Pope Benedict XVI’s Sorrow over Illicit Episcopal Ordinations in China


An event that is being followed “with sorrow and concern” because it is contrary to “the unity of the Universal Church”: this is how the Director of the Vatican Press Office, Father Federico Lombardi, commented on the news that Father Joseph Huang Bingzhang had been illicitly ordained bishop in Shantou, China. A number of bishops, who are in communion with the Pope, were obliged to participate in the ceremony.

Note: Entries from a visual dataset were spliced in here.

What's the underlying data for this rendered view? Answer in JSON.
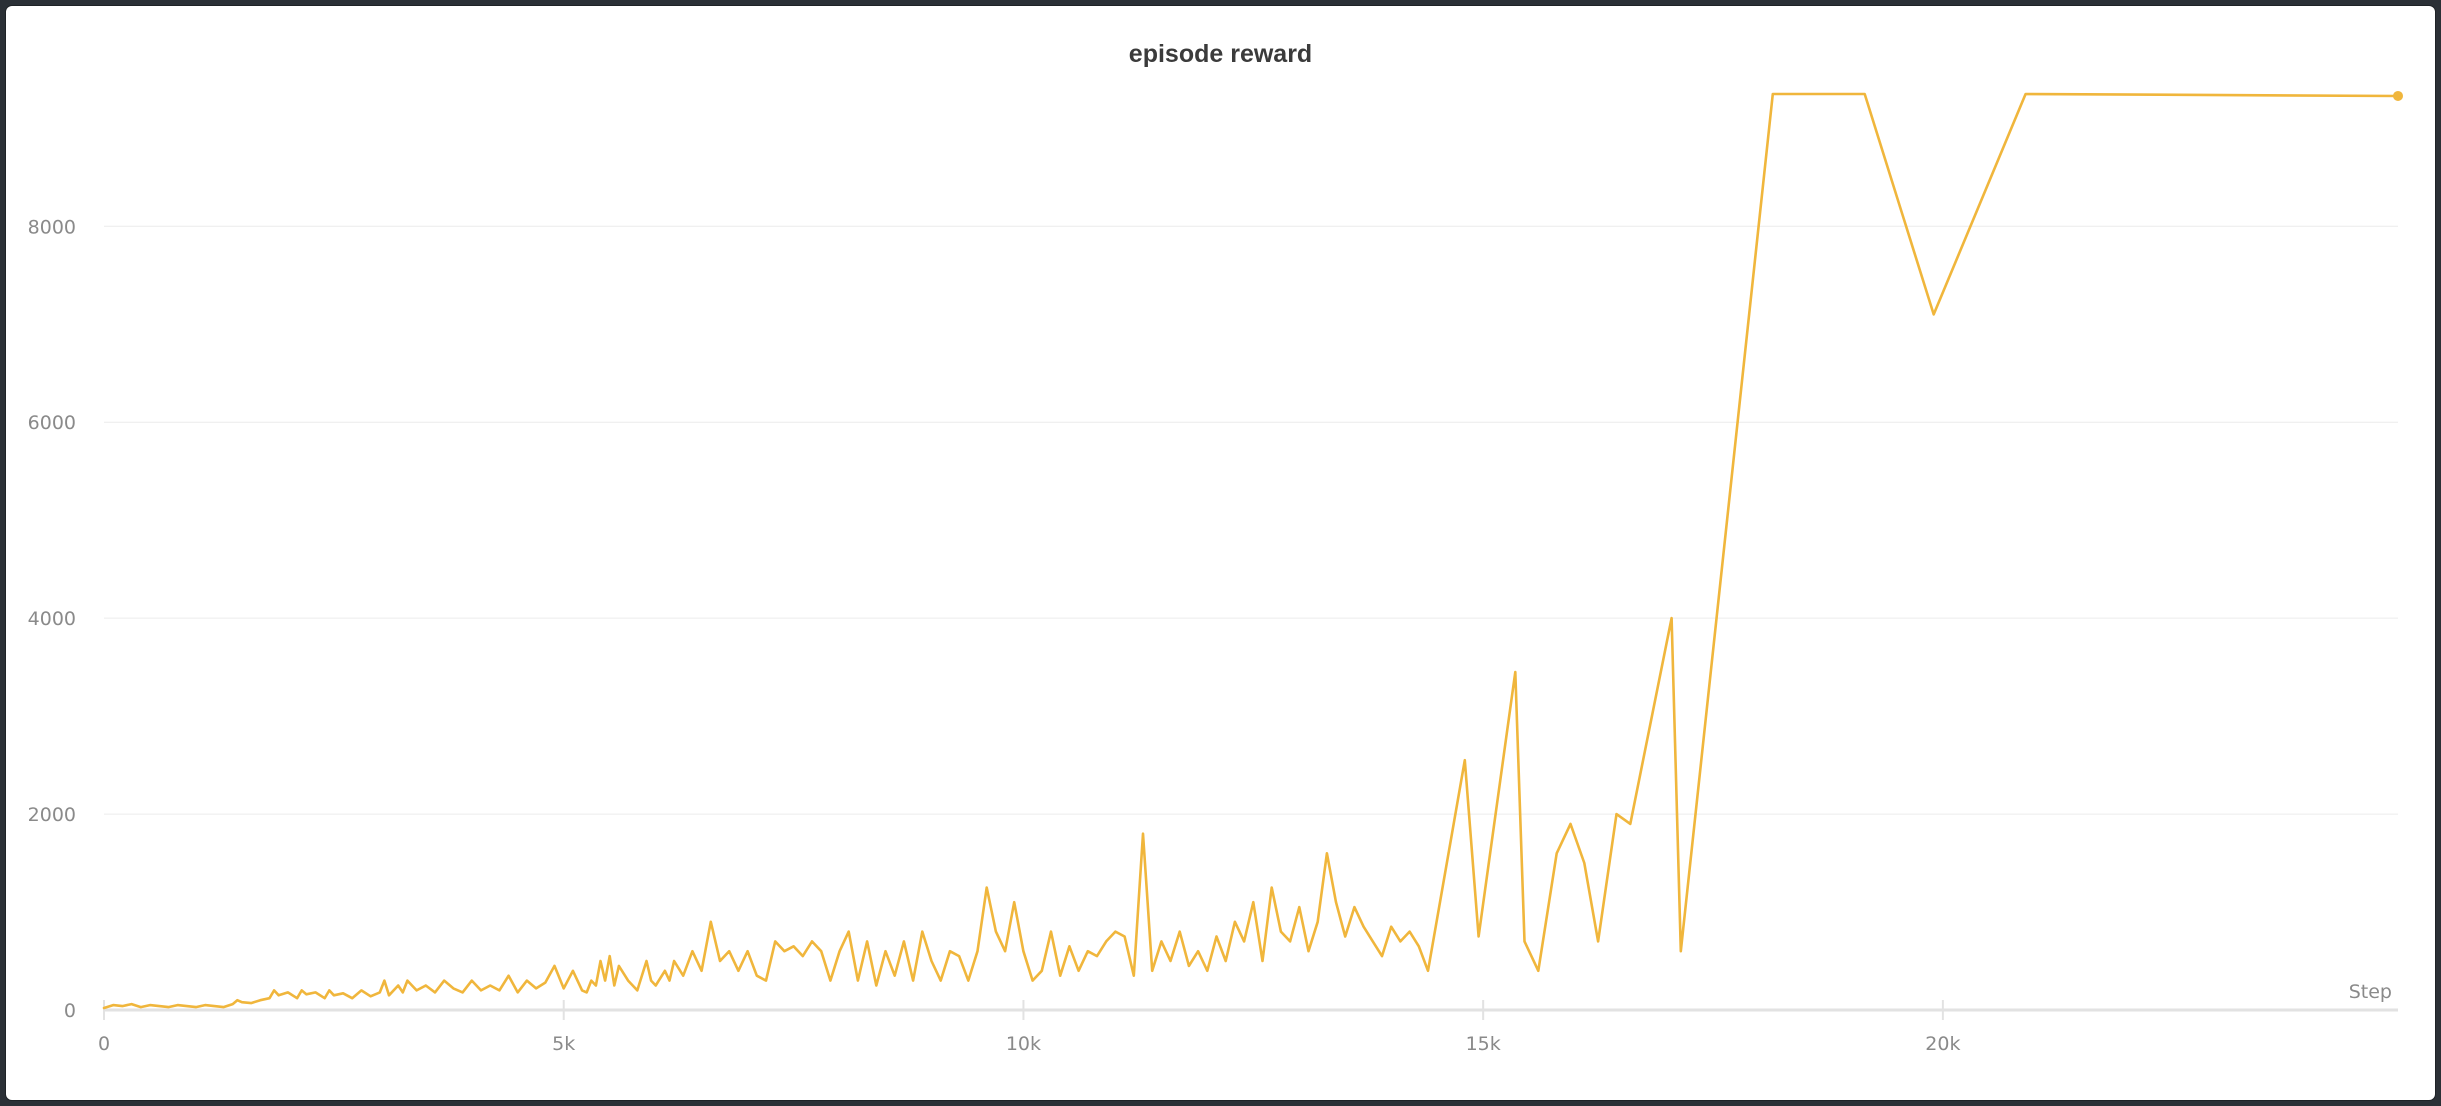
{
  "chart_data": {
    "type": "line",
    "title": "episode reward",
    "xlabel": "Step",
    "ylabel": "",
    "xlim": [
      0,
      24950
    ],
    "ylim": [
      0,
      9350
    ],
    "x_ticks": [
      0,
      5000,
      10000,
      15000,
      20000
    ],
    "x_tick_labels": [
      "0",
      "5k",
      "10k",
      "15k",
      "20k"
    ],
    "y_ticks": [
      0,
      2000,
      4000,
      6000,
      8000
    ],
    "y_tick_labels": [
      "0",
      "2000",
      "4000",
      "6000",
      "8000"
    ],
    "grid": true,
    "legend": "none",
    "series_color": "#f0b63c",
    "series": [
      {
        "x": [
          0,
          100,
          200,
          300,
          400,
          500,
          600,
          700,
          800,
          900,
          1000,
          1100,
          1200,
          1300,
          1400,
          1450,
          1500,
          1600,
          1700,
          1800,
          1850,
          1900,
          2000,
          2100,
          2150,
          2200,
          2300,
          2400,
          2450,
          2500,
          2600,
          2700,
          2800,
          2900,
          3000,
          3050,
          3100,
          3200,
          3250,
          3300,
          3400,
          3500,
          3600,
          3700,
          3800,
          3900,
          4000,
          4100,
          4200,
          4300,
          4400,
          4500,
          4600,
          4700,
          4800,
          4900,
          5000,
          5100,
          5200,
          5250,
          5300,
          5350,
          5400,
          5450,
          5500,
          5550,
          5600,
          5700,
          5800,
          5900,
          5950,
          6000,
          6100,
          6150,
          6200,
          6300,
          6400,
          6500,
          6600,
          6700,
          6800,
          6900,
          7000,
          7100,
          7200,
          7300,
          7400,
          7500,
          7600,
          7700,
          7800,
          7900,
          8000,
          8100,
          8200,
          8300,
          8400,
          8500,
          8600,
          8700,
          8800,
          8900,
          9000,
          9100,
          9200,
          9300,
          9400,
          9500,
          9600,
          9700,
          9800,
          9900,
          10000,
          10100,
          10200,
          10300,
          10400,
          10500,
          10600,
          10700,
          10800,
          10900,
          11000,
          11100,
          11200,
          11300,
          11400,
          11500,
          11600,
          11700,
          11800,
          11900,
          12000,
          12100,
          12200,
          12300,
          12400,
          12500,
          12600,
          12700,
          12800,
          12900,
          13000,
          13100,
          13200,
          13300,
          13400,
          13500,
          13600,
          13700,
          13800,
          13900,
          14000,
          14100,
          14200,
          14300,
          14400,
          14800,
          14950,
          15350,
          15450,
          15600,
          15800,
          15950,
          16100,
          16250,
          16450,
          16600,
          17050,
          17150,
          18150,
          19150,
          19900,
          20900,
          24950
        ],
        "y": [
          20,
          50,
          40,
          60,
          30,
          50,
          40,
          30,
          50,
          40,
          30,
          50,
          40,
          30,
          60,
          100,
          80,
          70,
          100,
          120,
          200,
          150,
          180,
          120,
          200,
          160,
          180,
          120,
          200,
          150,
          170,
          120,
          200,
          140,
          180,
          300,
          150,
          250,
          180,
          300,
          200,
          250,
          180,
          300,
          220,
          180,
          300,
          200,
          250,
          200,
          350,
          180,
          300,
          220,
          280,
          450,
          220,
          400,
          200,
          180,
          300,
          250,
          500,
          300,
          550,
          250,
          450,
          300,
          200,
          500,
          300,
          250,
          400,
          300,
          500,
          350,
          600,
          400,
          900,
          500,
          600,
          400,
          600,
          350,
          300,
          700,
          600,
          650,
          550,
          700,
          600,
          300,
          600,
          800,
          300,
          700,
          250,
          600,
          350,
          700,
          300,
          800,
          500,
          300,
          600,
          550,
          300,
          600,
          1250,
          800,
          600,
          1100,
          600,
          300,
          400,
          800,
          350,
          650,
          400,
          600,
          550,
          700,
          800,
          750,
          350,
          1800,
          400,
          700,
          500,
          800,
          450,
          600,
          400,
          750,
          500,
          900,
          700,
          1100,
          500,
          1250,
          800,
          700,
          1050,
          600,
          900,
          1600,
          1100,
          750,
          1050,
          850,
          700,
          550,
          850,
          700,
          800,
          650,
          400,
          2550,
          750,
          3450,
          700,
          400,
          1600,
          1900,
          1500,
          700,
          2000,
          1900,
          4000,
          600,
          9350,
          9350,
          7100,
          9350,
          9330
        ]
      }
    ]
  }
}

With the illicit ordination of the bishop of Shantou, in China’s Guandong province, a new wound has been inflicted on the Catholic Church in China. Two weeks ago, the Church was faced with the ordination of the bishop of Leshan, celebrated in the absence of a Pontifical mandate. Reports say that a number of priests who are in communion with the Pope were pressured to take part in today’s ordination ceremony, despite their previous refusal to do so. The event renews the deep sorrow felt by Benedict XVI when he learnt of last month’s Episcopal ordination in Leshan. On that occasion, the Holy See expressed disappointment and concern, recalling that, in a declaration published on July 4, a bishop who has been ordained “without Pontifical mandate, and therefore illegitimately, lacks the authority to lead the diocesan Catholic community”. For that reason, “the Holy See does not recognize” him as bishop of the diocese entrusted to his responsibility.

An illegitimately ordained priest, together with all the consecrating bishops, risks excommunication by “latae sententiae” for violation of norm 1382 of the Code of Canon Law. In fact, the Holy See’s declaration affirms that “an Episcopal ordination in absence of Pontifical mandate is directly opposed to the spiritual role of the Holy Father and damages the unity of the Church”. It is an act that “produces divisions and tensions in the Catholic community in China”. “The survival and the growth of the Church” – according to the declaration – “can only take place in union with him to whom the Church itself is entrusted and not without his consent”. “If the Church in China is to be Catholic, then the doctrine and the discipline of the Church must be respected”. The Vatican document ends by expressing Benedict XVI’s desire to “send a message of encouragement and hope to the beloved faithful in China, inviting them to pray and to remain united”.